God is not an alchemist.

But He seems to be quiet these days.

An old man told me once that there is no one more dangerous than someone who believes in nothing but themselves. There is nothing for them to lose or gain.

I have always been afraid of religion. I have been even more afraid to find God.
I don't know if my God is your God.
I don't know if they would get along.
I don't know if your God would beat up my God.
I don't know if they would get along well enough to pick out matching silverware without fighting.

I don't know... but I am scared I will never find His (or Her) Voice.
I am scared I will be left alone in the dark, no sound in the hollows of my insides but
The loud boom
and then silence before one of my attacks; like the quiet that quickly follows a massive explosion.
It is eerily quiet for a split second, terrible beauty,
Before
All sound
is amplified
ten fold
And all I hear are the gnashing teeth and grisly lies these demons scream at me as they latch onto my back and tear the best things from me.

I want to feel safe.

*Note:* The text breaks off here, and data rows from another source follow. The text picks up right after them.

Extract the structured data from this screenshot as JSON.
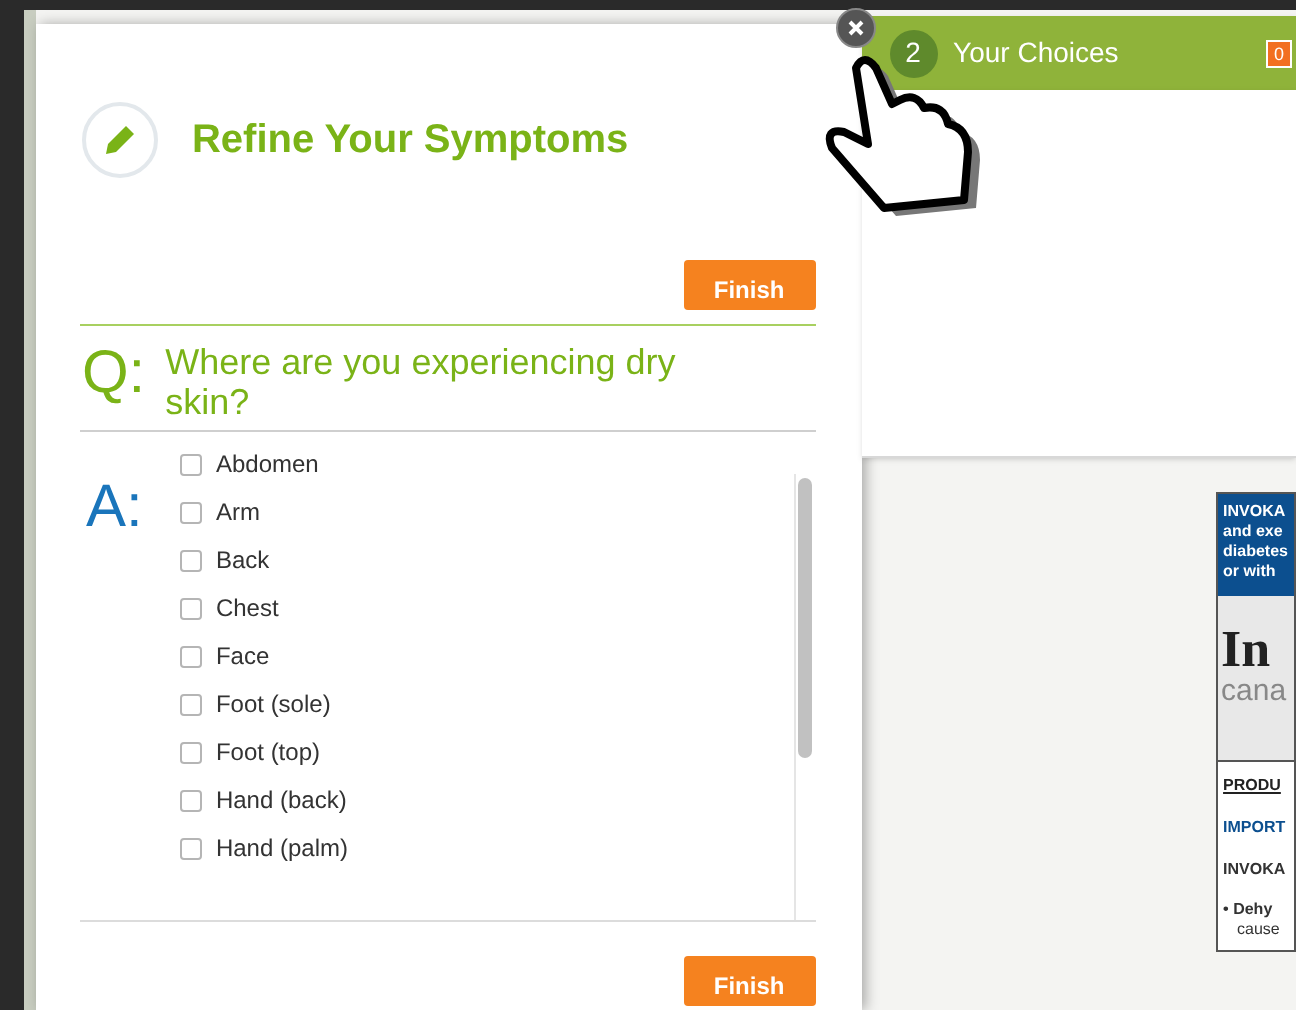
{
  "choices_bar": {
    "count": "2",
    "label": "Your Choices",
    "badge": "0"
  },
  "modal": {
    "title": "Refine Your Symptoms",
    "finish_top": "Finish",
    "question_prefix": "Q:",
    "question": "Where are you experiencing dry skin?",
    "answer_prefix": "A:",
    "options": [
      {
        "label": "Abdomen",
        "checked": false
      },
      {
        "label": "Arm",
        "checked": false
      },
      {
        "label": "Back",
        "checked": false
      },
      {
        "label": "Chest",
        "checked": false
      },
      {
        "label": "Face",
        "checked": false
      },
      {
        "label": "Foot (sole)",
        "checked": false
      },
      {
        "label": "Foot (top)",
        "checked": false
      },
      {
        "label": "Hand (back)",
        "checked": false
      },
      {
        "label": "Hand (palm)",
        "checked": false
      }
    ],
    "finish_bottom": "Finish"
  },
  "ad": {
    "header_lines": [
      "INVOKA",
      "and exe",
      "diabetes",
      "or with"
    ],
    "logo": "In",
    "logo_sub": "cana",
    "section_1": "PRODU",
    "section_2": "IMPORT",
    "section_3": "INVOKA",
    "bullet_mark": "•",
    "bullet_bold": "Dehy",
    "bullet_rest": "cause"
  }
}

I want to hear that Heaven was proud of me today for trying my damn best to be a great father and even better husband.
I want to leave the dark spaces and know that God is watching, and that there is a voice inside that speaks Truth. A voice that is unclouded and unfettered by science and fact, but lives in the realm of heart, a place of implausible but true, of faith beyond reasoning.

I am afraid of these things. I fear drinking just as much. I fear dying even more.

I just want to remember how to hear God's plan, and know that those that came before didn't leave blood on the sand for nothing, that it was ok, and that they are doing something better now. They are angels of the highest order looking out for the powerless and unloved. I want to know that no one is truly unloved, that no one was ever left behind, and that when I wake up in the morning those nasty little things eating my happiest moments won't be there... they will have moved on for something more palatable, and less Light.

No one wants to be left in that dark place with themselves.

I look at my family, and realize that I see a glimpse of the good that God can create.
I treasure it. I cherish it. I honor it.

..but I don't know how to listen for his Voice, and I miss it.